What's the standard generalization and reference for the following statement:
If two oriented submanifolds $L$, $L'$ of an oriented compact manifold $M$ intersect transversally, then the Poincare dual of the fundamental class $[L\cap L']$ equals to the cup product of the Poincare duals of the fundamental classes $[L]$ and $[L']$.
It seems, in algebraic geometry $L$, $L'$ and $L\cap L'$ don't have to be smooth, it is only required that at a generic point of $L\cap L'$ we have that $L$ and $L'$ are smooth and intersect transversally. In the case of non-transversal intersection sometimes more can be said (e.g. multiplicities appear).
I am asking for a topological version of this.
To exclude proofs with differential forms, let's say we want homology/cohomology with integer or arbitrary coefficients.
In fact, I thought of a sketch of a theory along the following lines (in style of Hatcher's book and adopting an approach from Voisin's book):
First define inductively a class of "good subspaces" by saying that a closed subspace $L\subset M$ in a manifold $M$ is a good subspace of dimension $d$ if there is open $U\subset L$ such that $U$ is a submanifold of $M$ and $L\setminus U$ is a good subspace of dimension $d-1$. Let us call manifolds $U\subset L$ for which $L\setminus U$ have smaller dimension generic.
An orientation on a good space is simply an orientation on some generic subset.
Suppose $M$ is oriented and $L$ is an oriented good subspace of $M$ of codimension $n$. We probably can prove that $H^i(M, M-L)=0$ for $i<n$ and that there is at most one element $c_L\in H^n(M, M-L)$ which restricts to the correct orientation class on $H^n(M-(L-U), U)$. We call this class the cycle class if it exists.
If $L$ has a cycle class in a manifold $M$ and $L$ is compact, its fundamental class in $M$ is defined by the cap product $[L]=c_L\cap [M]$ of the cycle class of $L$ with the fundamental class $[M]\in H_N(M,M-L)$ ($N$ is the dimension of $M$, $N=d+n$). In case $L$ has a fundamental class in $H_d(L)$, e.g. if $L$ is a manifold, its pushforward to $M$ coincides with $[L]$.
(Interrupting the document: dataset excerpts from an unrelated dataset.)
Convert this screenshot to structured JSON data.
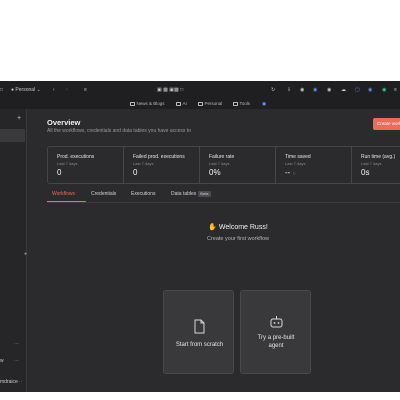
{
  "browser": {
    "profile": "Personal",
    "bookmarks": [
      "News & Blogs",
      "AI",
      "Personal",
      "Tools"
    ]
  },
  "sidebar": {
    "items": [
      "w",
      "mdraice"
    ]
  },
  "overview": {
    "title": "Overview",
    "subtitle": "All the workflows, credentials and data tables you have access to",
    "create_label": "Create work"
  },
  "stats": [
    {
      "label": "Prod. executions",
      "period": "Last 7 days",
      "value": "0"
    },
    {
      "label": "Failed prod. executions",
      "period": "Last 7 days",
      "value": "0"
    },
    {
      "label": "Failure rate",
      "period": "Last 7 days",
      "value": "0%"
    },
    {
      "label": "Time saved",
      "period": "Last 7 days",
      "value": "--"
    },
    {
      "label": "Run time (avg.)",
      "period": "Last 7 days",
      "value": "0s"
    }
  ],
  "tabs": [
    "Workflows",
    "Credentials",
    "Executions",
    "Data tables"
  ],
  "beta_badge": "Beta",
  "welcome": {
    "heading": "Welcome Russ!",
    "subtitle": "Create your first workflow",
    "cards": [
      "Start from scratch",
      "Try a pre-built agent"
    ]
  },
  "colors": {
    "accent": "#ea6d5b",
    "background": "#2b2b2d"
  }
}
Theorem. Suppose cycle classes exist for good oriented spaces $L$, $L'$ in an oriented manifold $M$. Suppose the intersection $K=L\cap L'$ is a good space, suppose there exist generic sets $U\subset L$, $U'\subset L'$, such that the intersection of $U$ and $U'$ is transverse and generic in $K$. Then cycle class of $K$ exists and $c_K=c_L\cup c_{L'}$.
In the case of compact $M$, the Poincare dual class of $L$ is the image of $c_L$ under the natural map $H^n(M,M-L)\to H^n(M)$, so the statement for Poincare dual classes follows the Theorem.
Do you see any problem with this approach, and has something like this been worked out in details in the literature?